Just found this sub and you guys give really good advice. I’m way too close to my situation so the answer is probably obvious, but I cant see it for some reason.

I was deeply socially awkward in high school and uni, but once I hit about 19 it started clearing up. On its own? I was actually going somewhere before the pandemic. I was going to be a teacher and live abroad with all my pals and it was going to be awesome. Decided to come back to my country for a couple of months to finish my degree in January 2020 and…I haven’t left since.

Part of the current situation is that I had a really, really bad year last year with depression & all my friend groups falling out, a couple of encounters with some crazy people that really scared me, and also went through some pretty intense stuff this year (a surgery, which I’m now healed from). I also live in a rural area where very little happens, and everyone around here is a parent or a child. I go to work, go to the gym, which is already something, and go home. I have a few friends but they all live in the city.

I probably need to move jobs anyway, I’ve been at this one for almost 2 years now, but the problem is my confidence is just completely gone. I can talk to customers over the phone but thats it. If someone I don’t know approaches me I feel physically sick and sweaty.
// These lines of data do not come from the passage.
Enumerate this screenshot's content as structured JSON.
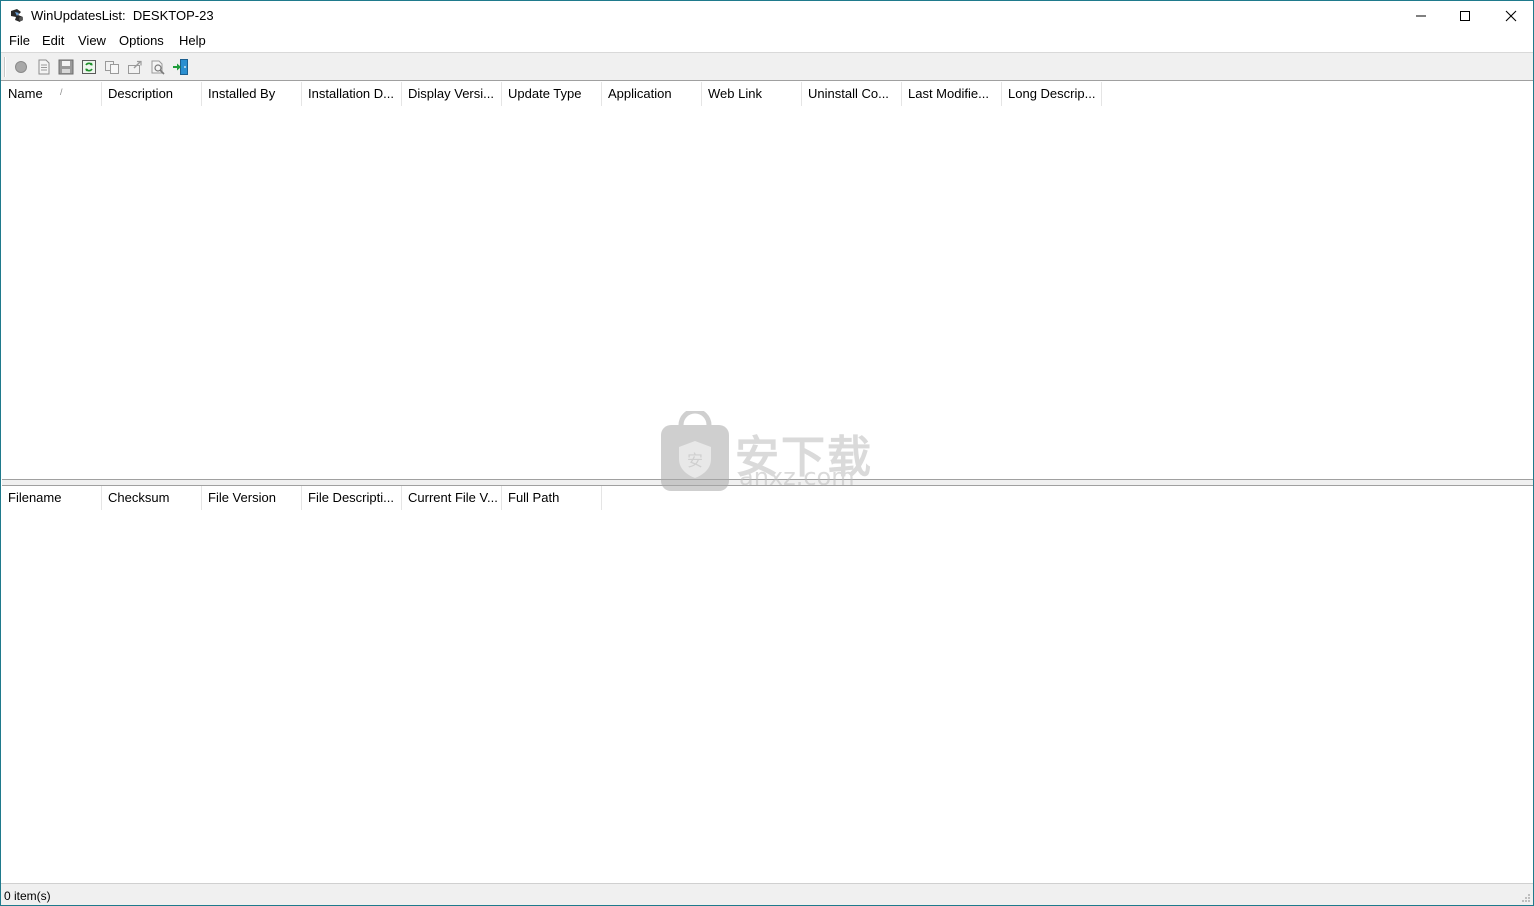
{
  "window": {
    "title": "WinUpdatesList:  DESKTOP-23"
  },
  "menu": [
    "File",
    "Edit",
    "View",
    "Options",
    "Help"
  ],
  "toolbar": {
    "buttons": [
      "record-icon",
      "properties-icon",
      "save-icon",
      "refresh-icon",
      "copy-icon",
      "export-icon",
      "search-icon",
      "exit-icon"
    ]
  },
  "top_list": {
    "columns": [
      "Name",
      "Description",
      "Installed By",
      "Installation D...",
      "Display Versi...",
      "Update Type",
      "Application",
      "Web Link",
      "Uninstall Co...",
      "Last Modifie...",
      "Long Descrip..."
    ],
    "sorted_column_mark": "/",
    "rows": []
  },
  "bottom_list": {
    "columns": [
      "Filename",
      "Checksum",
      "File Version",
      "File Descripti...",
      "Current File V...",
      "Full Path"
    ],
    "rows": []
  },
  "status": {
    "text": "0 item(s)"
  },
  "watermark": {
    "cn": "安下载",
    "en": "anxz.com"
  }
}
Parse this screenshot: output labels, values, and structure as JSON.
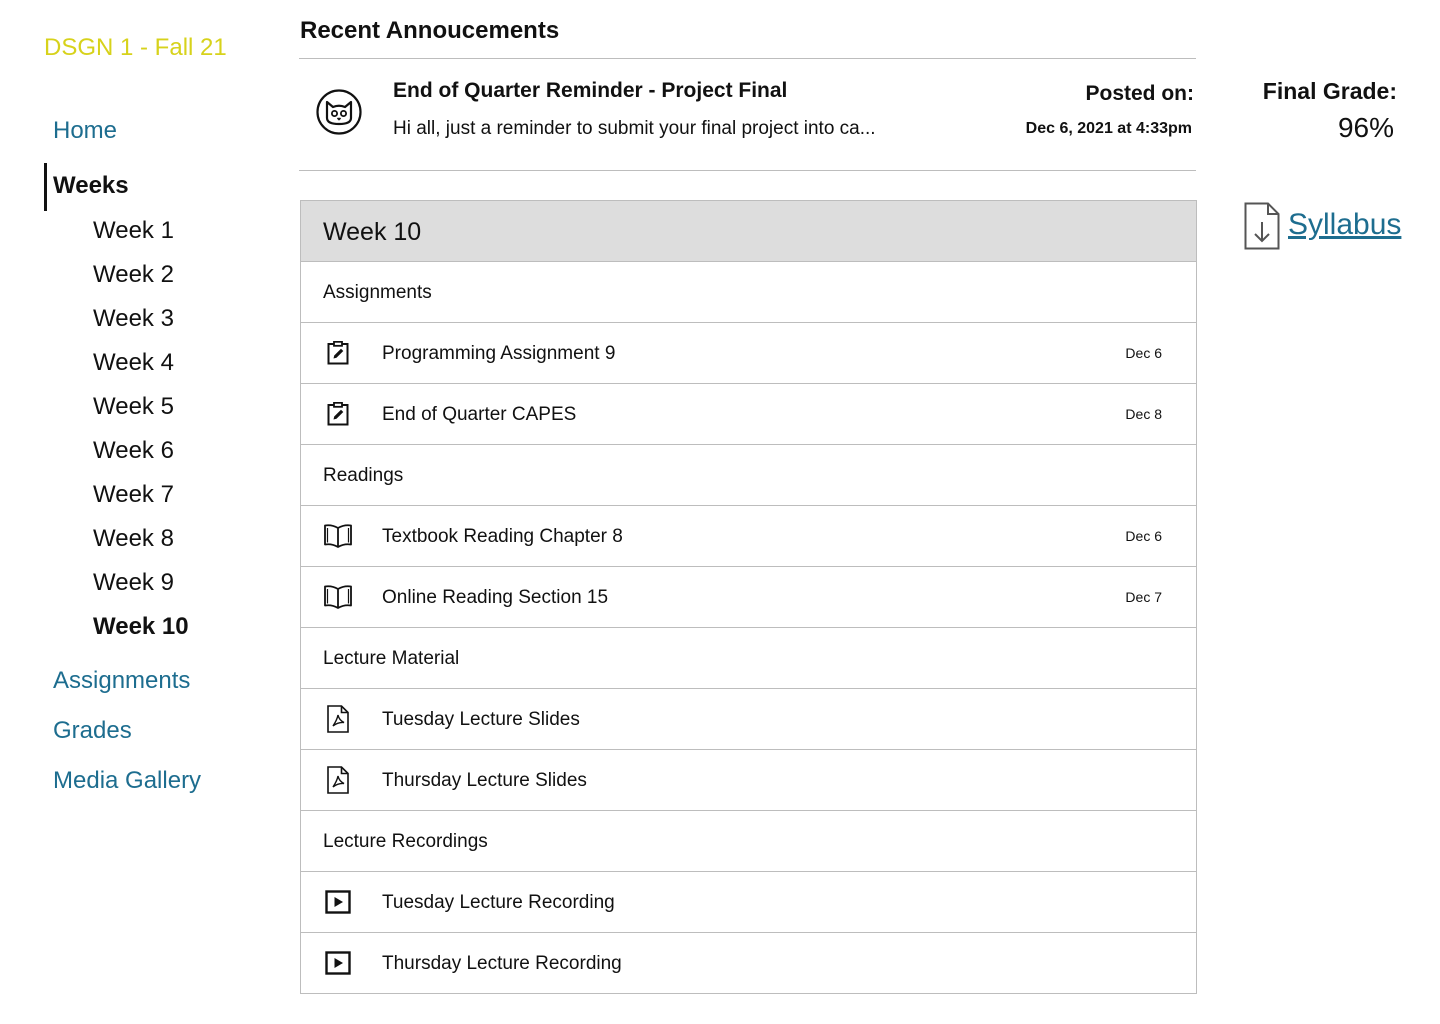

It takes everything I have to go to social events – eg a party where I already know people – but I cannot do anything on my own, I’m too scared. Dating forget it. It’s literally like being 14 all over again. I dont recognise myself at all & I have no idea what happened to me. I feel so embarrassed of being this fuckt up over stuff that happened months or even a couple of years ago. Logically I know I just had bad luck and met a couple of really weird individuals, but it doesn’t feel like that at all.

Does anyone have any real small, practical ways I can gradually get myself back out there and learn that most people aren’t scary, disturbed, or messed up?